Mammograms can be more difficult to read in younger women, because their breast tissue is more often dense and this can hide a tumor on an x-ray.

For some younger women who are at high risk for developing breast cancer (due to a gene mutation, a strong family history, or previous radiation to the chest for cancer), the American Cancer Society recommends screening with yearly breast MRIs and mammograms beginning at age 30 and continuing for as long as the woman is in good health. But because the evidence about the best age at which to start screening is limited, this decision should be based on discussions between patients and their health care providers, taking into account personal circumstances and preferences.

Our document called Breast Cancer: Early Detection gives more details about the American Cancer Society breast cancer screening recommendations. It also tells you more about figuring out your breast cancer risk.

Mammograms for women with breast implants

Women who have implants are a special challenge for mammogram screening. The x-rays used for imaging the breasts cannot go through silicone or saline implants well enough to show the breast tissue that is over or under it. This means that the part of the breast tissue covered up by the implant will not be seen on the mammogram.

In order to see as much breast tissue as possible, women with implants have 4 extra pictures (2 on each breast) as well as the 4 standard pictures taken during a screening mammogram. In these extra x-ray pictures, called implant displacement (ID) views, the implant is pushed back against the chest wall and the breast is pulled forward over it. This allows better imaging of the front part of each breast. Implant displacement views are more difficult (and can be less comfortable) in women who have had hard scar tissue form around the implants (contractures). They are easier in women whose implants are placed underneath (behind) the chest muscle.

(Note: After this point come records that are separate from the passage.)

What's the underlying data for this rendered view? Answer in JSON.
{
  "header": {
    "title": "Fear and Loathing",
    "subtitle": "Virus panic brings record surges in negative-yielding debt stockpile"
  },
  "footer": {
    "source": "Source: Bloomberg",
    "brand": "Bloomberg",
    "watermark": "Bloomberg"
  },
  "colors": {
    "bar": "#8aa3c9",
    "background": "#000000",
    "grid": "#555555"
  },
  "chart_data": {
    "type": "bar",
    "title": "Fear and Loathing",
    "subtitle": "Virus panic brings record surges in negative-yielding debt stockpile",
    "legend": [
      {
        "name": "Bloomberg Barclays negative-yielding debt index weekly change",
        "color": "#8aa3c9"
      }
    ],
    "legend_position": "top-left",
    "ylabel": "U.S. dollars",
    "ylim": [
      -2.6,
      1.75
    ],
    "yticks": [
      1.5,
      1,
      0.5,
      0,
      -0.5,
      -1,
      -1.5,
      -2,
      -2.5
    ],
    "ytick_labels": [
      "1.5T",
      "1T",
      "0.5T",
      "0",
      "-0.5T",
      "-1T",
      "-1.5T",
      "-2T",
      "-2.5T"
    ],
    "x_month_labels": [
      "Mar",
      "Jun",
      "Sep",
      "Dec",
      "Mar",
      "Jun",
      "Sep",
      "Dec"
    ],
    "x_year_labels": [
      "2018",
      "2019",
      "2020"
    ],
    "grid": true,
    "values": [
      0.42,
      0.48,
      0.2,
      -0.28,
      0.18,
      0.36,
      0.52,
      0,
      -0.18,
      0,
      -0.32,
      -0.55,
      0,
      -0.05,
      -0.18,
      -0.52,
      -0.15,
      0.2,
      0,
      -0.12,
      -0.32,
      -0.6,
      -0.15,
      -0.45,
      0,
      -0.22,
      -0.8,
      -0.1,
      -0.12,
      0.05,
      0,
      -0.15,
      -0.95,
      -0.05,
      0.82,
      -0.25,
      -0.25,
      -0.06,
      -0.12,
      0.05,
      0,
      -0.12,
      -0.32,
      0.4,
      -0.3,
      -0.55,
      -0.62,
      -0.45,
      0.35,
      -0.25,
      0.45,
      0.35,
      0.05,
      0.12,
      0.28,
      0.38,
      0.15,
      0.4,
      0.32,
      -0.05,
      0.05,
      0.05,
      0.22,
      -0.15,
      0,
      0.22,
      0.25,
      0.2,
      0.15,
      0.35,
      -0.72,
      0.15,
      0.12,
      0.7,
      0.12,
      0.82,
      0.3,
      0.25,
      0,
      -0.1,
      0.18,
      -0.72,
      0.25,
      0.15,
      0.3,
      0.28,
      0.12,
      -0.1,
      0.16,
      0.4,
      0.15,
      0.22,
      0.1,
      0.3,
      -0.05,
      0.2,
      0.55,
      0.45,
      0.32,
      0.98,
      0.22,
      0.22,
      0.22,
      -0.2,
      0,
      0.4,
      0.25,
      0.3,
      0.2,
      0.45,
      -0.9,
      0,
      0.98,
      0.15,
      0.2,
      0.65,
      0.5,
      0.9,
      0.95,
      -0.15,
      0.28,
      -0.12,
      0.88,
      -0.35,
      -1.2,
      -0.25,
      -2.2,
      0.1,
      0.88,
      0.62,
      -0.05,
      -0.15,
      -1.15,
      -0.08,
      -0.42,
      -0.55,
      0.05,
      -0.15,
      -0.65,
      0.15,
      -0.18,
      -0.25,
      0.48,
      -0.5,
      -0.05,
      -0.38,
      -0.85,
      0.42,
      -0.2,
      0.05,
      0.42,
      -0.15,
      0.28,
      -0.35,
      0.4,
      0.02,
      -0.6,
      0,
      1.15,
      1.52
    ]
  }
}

Although these women do have more pictures taken at each mammogram, the guidelines for how often women with implants should have screening mammograms are the same as for women without them. (See Breast Cancer: Early Detection for the American Cancer Society’s breast cancer screening guidelines.)

A ruptured (burst) implant can sometimes be diagnosed on a mammogram, but a ruptured implant will often look normal. Magnetic resonance imaging (MRI), on the other hand, is extremely good at finding an implant rupture. See the next section of this document for more information on MRI.

Very rarely, mammograms can cause an implant to rupture. It’s important to tell the technologist before your mammogram if you have implants.